The ruling Socialist party of Greece has won local government elections, despite a record-low voter turnout and increasing pressure on the country to impose a new round of spending cuts.

With 99.6 per cent of votes counted across the country, the Socialists won mayoral races in Athens and Greece’s second largest city, Thessaloniki, for the first time in 24 years.

Its candidates won eight of 13 races for regional governor, including greater Athens – giving George Papandreou, the prime minister, a political boost amid recession and rising unemployment.

Most races were decided in Sunday’s runoffs, after a first round of voting on November 7.

Results came in just hours before the European Union was expected to announce an upward revision in Greek deficit figures, pushing back months of fiscal progress.

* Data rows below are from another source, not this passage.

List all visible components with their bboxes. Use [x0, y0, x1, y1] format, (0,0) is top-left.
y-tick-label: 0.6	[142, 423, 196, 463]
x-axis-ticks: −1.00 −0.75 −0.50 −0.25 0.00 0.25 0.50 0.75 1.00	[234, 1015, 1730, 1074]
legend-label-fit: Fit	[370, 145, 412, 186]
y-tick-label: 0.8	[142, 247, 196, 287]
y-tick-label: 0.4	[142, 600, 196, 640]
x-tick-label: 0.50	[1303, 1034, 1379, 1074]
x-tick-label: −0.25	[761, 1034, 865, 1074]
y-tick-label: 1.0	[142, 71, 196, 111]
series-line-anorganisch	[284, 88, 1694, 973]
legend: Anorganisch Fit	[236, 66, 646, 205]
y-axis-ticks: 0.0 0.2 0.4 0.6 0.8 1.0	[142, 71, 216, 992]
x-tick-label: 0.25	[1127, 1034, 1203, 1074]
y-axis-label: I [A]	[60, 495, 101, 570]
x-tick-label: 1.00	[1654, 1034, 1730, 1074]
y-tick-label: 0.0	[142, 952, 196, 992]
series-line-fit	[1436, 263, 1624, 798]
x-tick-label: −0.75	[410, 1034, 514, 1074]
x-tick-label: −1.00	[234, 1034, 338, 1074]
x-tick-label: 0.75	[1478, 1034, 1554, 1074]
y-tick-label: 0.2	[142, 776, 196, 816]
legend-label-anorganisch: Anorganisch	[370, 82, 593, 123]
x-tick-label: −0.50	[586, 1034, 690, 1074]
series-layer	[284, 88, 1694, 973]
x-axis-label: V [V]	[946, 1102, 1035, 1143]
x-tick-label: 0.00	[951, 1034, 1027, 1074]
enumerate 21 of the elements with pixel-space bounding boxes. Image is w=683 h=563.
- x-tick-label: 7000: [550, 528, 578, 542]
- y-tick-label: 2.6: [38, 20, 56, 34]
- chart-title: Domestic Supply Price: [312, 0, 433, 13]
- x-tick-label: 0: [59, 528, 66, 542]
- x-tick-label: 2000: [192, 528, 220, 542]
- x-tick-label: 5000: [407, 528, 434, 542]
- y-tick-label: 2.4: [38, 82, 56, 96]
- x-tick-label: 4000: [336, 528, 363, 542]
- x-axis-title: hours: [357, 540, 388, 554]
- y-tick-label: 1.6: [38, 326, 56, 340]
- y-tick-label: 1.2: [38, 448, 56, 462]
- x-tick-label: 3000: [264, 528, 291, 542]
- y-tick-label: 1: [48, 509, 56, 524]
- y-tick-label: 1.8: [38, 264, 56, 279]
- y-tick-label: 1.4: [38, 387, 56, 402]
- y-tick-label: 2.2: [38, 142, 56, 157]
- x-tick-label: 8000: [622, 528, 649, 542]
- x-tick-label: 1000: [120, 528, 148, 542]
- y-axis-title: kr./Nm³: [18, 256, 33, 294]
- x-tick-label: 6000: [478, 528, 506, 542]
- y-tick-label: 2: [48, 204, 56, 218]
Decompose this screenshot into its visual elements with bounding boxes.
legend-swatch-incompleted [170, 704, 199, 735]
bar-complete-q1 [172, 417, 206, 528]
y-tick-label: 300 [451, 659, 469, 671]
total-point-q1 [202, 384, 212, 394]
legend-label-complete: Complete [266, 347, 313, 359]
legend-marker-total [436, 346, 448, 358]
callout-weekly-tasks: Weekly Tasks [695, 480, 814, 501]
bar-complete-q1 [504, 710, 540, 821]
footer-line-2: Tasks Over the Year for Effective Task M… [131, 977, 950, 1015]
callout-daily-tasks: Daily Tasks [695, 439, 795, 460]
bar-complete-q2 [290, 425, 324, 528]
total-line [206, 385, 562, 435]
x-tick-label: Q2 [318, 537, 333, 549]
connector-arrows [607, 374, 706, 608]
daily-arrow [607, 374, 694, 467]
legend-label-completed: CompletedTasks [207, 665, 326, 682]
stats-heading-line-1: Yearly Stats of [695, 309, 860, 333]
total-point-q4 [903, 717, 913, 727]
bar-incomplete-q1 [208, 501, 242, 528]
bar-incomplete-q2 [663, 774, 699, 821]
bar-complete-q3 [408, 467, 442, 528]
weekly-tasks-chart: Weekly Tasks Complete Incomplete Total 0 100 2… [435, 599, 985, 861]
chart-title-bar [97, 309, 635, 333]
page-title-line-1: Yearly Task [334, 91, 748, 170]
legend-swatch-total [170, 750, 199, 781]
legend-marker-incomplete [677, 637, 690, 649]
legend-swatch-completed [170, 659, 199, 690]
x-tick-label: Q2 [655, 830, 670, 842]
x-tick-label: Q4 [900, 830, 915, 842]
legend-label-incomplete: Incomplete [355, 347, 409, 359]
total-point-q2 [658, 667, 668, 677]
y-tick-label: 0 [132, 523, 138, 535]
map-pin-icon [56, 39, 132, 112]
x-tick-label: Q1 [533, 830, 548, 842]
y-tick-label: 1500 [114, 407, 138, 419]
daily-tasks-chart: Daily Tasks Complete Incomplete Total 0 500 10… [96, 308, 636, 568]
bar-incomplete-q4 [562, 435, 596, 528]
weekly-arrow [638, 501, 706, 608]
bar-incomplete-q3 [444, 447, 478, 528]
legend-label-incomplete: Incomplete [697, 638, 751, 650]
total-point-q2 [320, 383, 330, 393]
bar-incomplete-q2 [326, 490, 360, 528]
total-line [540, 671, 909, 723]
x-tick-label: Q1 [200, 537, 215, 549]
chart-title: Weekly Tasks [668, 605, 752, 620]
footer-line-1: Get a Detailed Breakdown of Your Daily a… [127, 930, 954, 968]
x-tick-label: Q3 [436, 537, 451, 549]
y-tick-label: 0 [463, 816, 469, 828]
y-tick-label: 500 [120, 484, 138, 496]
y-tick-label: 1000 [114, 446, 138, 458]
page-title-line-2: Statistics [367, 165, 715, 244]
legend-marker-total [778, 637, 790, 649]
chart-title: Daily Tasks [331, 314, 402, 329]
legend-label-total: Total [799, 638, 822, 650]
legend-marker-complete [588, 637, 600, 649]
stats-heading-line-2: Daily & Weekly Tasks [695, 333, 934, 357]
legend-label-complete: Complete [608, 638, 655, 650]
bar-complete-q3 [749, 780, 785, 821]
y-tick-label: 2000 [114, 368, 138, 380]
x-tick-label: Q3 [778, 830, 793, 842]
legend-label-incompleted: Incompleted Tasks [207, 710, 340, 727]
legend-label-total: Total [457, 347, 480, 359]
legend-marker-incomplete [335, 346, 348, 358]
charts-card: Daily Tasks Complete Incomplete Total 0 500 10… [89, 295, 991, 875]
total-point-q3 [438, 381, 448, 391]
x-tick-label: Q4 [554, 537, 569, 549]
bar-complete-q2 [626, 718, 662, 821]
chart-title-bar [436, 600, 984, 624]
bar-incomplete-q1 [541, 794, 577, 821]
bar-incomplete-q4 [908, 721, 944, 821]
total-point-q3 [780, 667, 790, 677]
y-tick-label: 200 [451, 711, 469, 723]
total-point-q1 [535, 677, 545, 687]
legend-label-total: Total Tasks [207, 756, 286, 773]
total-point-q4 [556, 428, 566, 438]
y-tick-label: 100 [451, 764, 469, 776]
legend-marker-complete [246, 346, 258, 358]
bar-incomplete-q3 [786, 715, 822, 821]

And officials from the EU and International Monetary Fund (IMF) were due in Athens to inspect Greece’s implementation of the $150 billion loan agreement that rescued Greece from bankruptcy.

According to Papandreou, voters had turned their back “on cries of destabilisation” from opposition parties, who all campaigned against the EU-IMF deal.

“Today the citizens have shown the way forward as we proceed on our course,” he said.

Papandreou promised his 13-month-old government would serve out its four-year term, after dropping a threat last week to call an early general election unless the public backed his reforms.

“We have been given … precious time to change in the next three years what hasn’t been done in decades,” he said.

Low voter turnout

On Sunday, voter turnout hit record lows with just 34 per cent in Athens and 47 per cent nationally – figures that opposition parties argued revealed popular discontent with the government.

“Voters have called on the government to change course, away from policies that have suffocated the economy and plunged society into despair,” said Antonis Samaras, an opposition leader.

Socialist-dominated labour unions were also unimpressed by the government’s win, with officials saying they would go ahead with plans to hold a general strike next month.

“The reforms so far have been unfair and one-sided, even cutting pay for low-income pensioners,” said Yiannis Panagopoulos, leader of the GSEE – the country\s largest union.

“No one is staying up to see which party came out stronger … They just want to know whether these injustices will continue, or if something will change.”